Targeting Key Repair Protein
The trick, the researchers say, lies in a process called “synthetic lethality,” which is defined as a genetic combination of mutations in two or more genes that leads to cell death, whereas a mutation in any single gene does not. In synthetic lethality, cancer cells may accumulate mutations fostering their growth, enabling them to sidestep certain types of anticancer treatments. But these same genetic mutations may make them vulnerable to a different type of therapy.
In CML, an enzyme called ABL1 goes into overdrive because of a chromosomal mix-up that occurs in bone marrow stem cells that are responsible for the generation of all blood components. The genes ABL1 and BCR become fused and produce a hybrid BCR-ABL1 enzyme that is always turned on. This overactive BCR-ABL1 protein drives the excessive production of white blood cells that is the hallmark of CML.
CML is also marked by genomic instability, which can result in mutations that cause the cancer to become resistant to potent targeted anticancer drugs called tyrosine kinase inhibitors (TKIs), such as imatinib (Gleevec), leading to disease relapse and perhaps to the deadlier blast stage of the disease. One of the most common types of DNA damage is a “double-strand break,” which entails severing both of the complementary strands of DNA that make up the double helix.
In CML cells, the BCR-ABL1 protein shuts down the main DNA repair system and leukaemia cells have to rely on a backup pathway for repair. Previous experiments in mice bone marrow cells lacking RAD52, a key protein in the backup system, showed that its absence abrogated the development of CML, proving that CML DNA repair depended on RAD52.
“Earlier research by Temple investigators found that the presence of the RAD52 gene is a key factor for the development of the leukaemia,” explained first author Dr. Kimberly Cramer, a postdoctoral fellow in the Department of Microbiology and Immunology at Temple’s School of Medicine. The researchers took advantage of the fact that when the RAD52 protein is mutated in some way, it can no longer bind to DNA, which is crucial to fixing broken DNA. Using the same bone marrow cells that lacked RAD52, they re-expressed either normal RAD52 or, more importantly, either of two mutated forms of RAD52 to see what would happen when RAD52 could not bind to DNA anymore.
They found that when the mutant RAD52 proteins were expressed in the presence of BCR-ABL1, there were more double-strand breaks formed, which was accompanied by a decrease in the survival and expansion of leukaemia stem cells. The team then used an “aptamer,” a peptide that mimicked the area where the RAD52 protein binds to DNA, to see the effects of blocking RAD52 from binding to DNA. The investigators found that when the aptamer was added to BCR-ABL1-positive bone marrow cells, RAD52 was prevented from binding to DNA and the leukaemic bone marrow cells accumulated excessive double-strand breaks and eventually died. The aptamer had no effect on normal cells.
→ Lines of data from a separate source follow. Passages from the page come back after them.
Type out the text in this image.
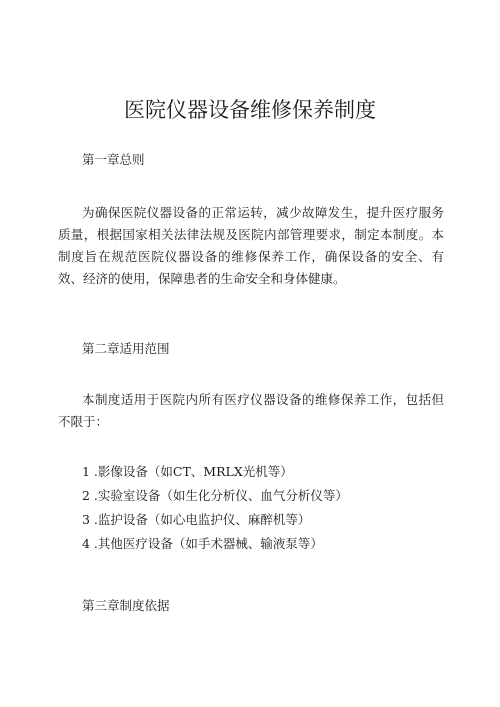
医院仪器设备维修保养制度
第一章总则

为确保医院仪器设备的正常运转，减少故障发生，提升医疗服务质量，根据国家相关法律法规及医院内部管理要求，制定本制度。本制度旨在规范医院仪器设备的维修保养工作，确保设备的安全、有效、经济的使用，保障患者的生命安全和身体健康。

第二章适用范围

本制度适用于医院内所有医疗仪器设备的维修保养工作，包括但不限于：

1 .影像设备（如CT、MRLX光机等）
2 .实验室设备（如生化分析仪、血气分析仪等）
3 .监护设备（如心电监护仪、麻醉机等）
4 .其他医疗设备（如手术器械、输液泵等）
第三章制度依据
“With this treatment in hand, we eventually hope to generate a small molecule inhibitor with which we will be able to target leukaemia patients based on their oncogenic profiles,” Dr. Cramer said.
Dr. Skorski added that such profiling strategies could likely be extended to other cancers as well. “We’ve started to use microarrays to look at the expression profiles of the DNA repair genes in other cancers, and based on these profiles, predicted if they would be sensitive to ‘synthetic lethality’ triggered by our approach,” he said. “We’d like to personalize treatments.”